Commentary: The German Supply Chain Due Diligence Act in the Making – What to Expect
On February 12... three German Ministers announced that they have finally agreed on the details of a due diligence act for supply chains. “This will be the strongest such statute in Europe, even globally,” said the Federal Minister for Labour and Social Affairs, Hubertus Heil. Will the Act live up to this promise? Here’s what we know so far.
The act will introduce a new duty of care for human rights, commencing on January 1st, 2023 for companies with 3000 employees in Germany. This concerns about 600 companies. On January 1st, 2024 the personal scope will extend to include companies with 1000 employees in Germany, which is 2891 companies currently. By number of companies, the personal scope is much wider than that of the Act’s French counterpart, the Loi de vigilance.
The purpose of this Act and the new duty of care introduced by it is to protect human rights as expressed in the International Bill of Human Rights and the International Labour Organization’s eight core labour conventions.
The content of the duty of care will be closely aligned to the due diligence as outlined in the UN Guiding Principles on business and human rights and the respective 2016 German National Action Plan, i.e. companies will have to
– publish a basic declaration on their respect for human rights;
– regularly perform a risk analysis;
– implement preventive measures;
– mitigate risks;
– document their processes.
The supply chain is understood to reach all the way from the raw material to the final product and to include services.... Eventually, a compromise was reached such that a company will (1) ALWAYS have to include in its diligence all of its own business activity and that of its direct suppliers... and (2) exercise diligence with regard to the rest of the supply chain IF “prompted by circumstance”. The German wording auf Anlass or anlassbezogen is not easy to translate and we will need to wait for the draft’s final wording and how it is understood by the legislator.
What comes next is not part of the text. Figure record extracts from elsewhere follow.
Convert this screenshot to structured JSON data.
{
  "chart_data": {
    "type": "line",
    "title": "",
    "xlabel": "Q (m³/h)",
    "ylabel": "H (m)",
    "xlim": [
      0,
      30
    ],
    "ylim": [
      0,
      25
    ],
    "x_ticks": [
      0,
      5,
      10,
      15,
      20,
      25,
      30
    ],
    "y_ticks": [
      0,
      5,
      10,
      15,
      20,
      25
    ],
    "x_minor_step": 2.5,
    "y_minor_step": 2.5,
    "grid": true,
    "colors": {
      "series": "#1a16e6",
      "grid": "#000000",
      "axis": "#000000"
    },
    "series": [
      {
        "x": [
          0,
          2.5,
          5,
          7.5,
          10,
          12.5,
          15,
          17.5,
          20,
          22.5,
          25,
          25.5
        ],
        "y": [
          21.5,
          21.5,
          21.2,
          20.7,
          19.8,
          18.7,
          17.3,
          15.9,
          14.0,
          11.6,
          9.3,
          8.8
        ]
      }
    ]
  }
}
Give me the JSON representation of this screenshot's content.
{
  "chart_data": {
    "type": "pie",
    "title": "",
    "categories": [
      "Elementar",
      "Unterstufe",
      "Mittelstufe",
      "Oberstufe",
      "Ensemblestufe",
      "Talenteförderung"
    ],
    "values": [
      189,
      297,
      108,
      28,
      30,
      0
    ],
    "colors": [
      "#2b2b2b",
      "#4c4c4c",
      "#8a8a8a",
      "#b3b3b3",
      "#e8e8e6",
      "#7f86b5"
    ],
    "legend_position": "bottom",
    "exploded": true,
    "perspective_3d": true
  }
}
Thus far, it appears that both (a) a well substantiated complaint and also (b) general aspects of a company’s business, such as particular raw materials or geographic regions of sourcing, will prompt the duty of care. This will be one of the paramount aspects of the Act.
The German Federal Agency of Export Control will enforce the Act. Companies will have to submit risk analyses to this agency. The Agency can claim access to documentation and will be entitled to access company premises, collect evidence and issue fines. The fines may reach up to 10% of the annual turnover (to be specified by the Federal Ministry of Finance in the next days)... Moreover, a company may be excluded from public procurement for up to three years.
Three Ministers announced that the Act will significantly improve victims’ access to justice. A new basis for bringing a claim for damages in court will not be introduced. Rather, victims will be able to provide NGOs and Unions with power-of-attorney, so that they may formally represent them before court. One may wonder if this improvement really is “significant”...
Note that some details may still change before the draft Bill is published before the end of February. Even if the Federal Cabinet approves the Bill in March, Parliament will only have few months to pass it into law before its summer break. Federal elections are scheduled for September, so the next few months will be decisive. Overall, it seems at this point that the Act may indeed become one of the most significant human rights due diligence statutes that have thus far been passed by legislators worldwide.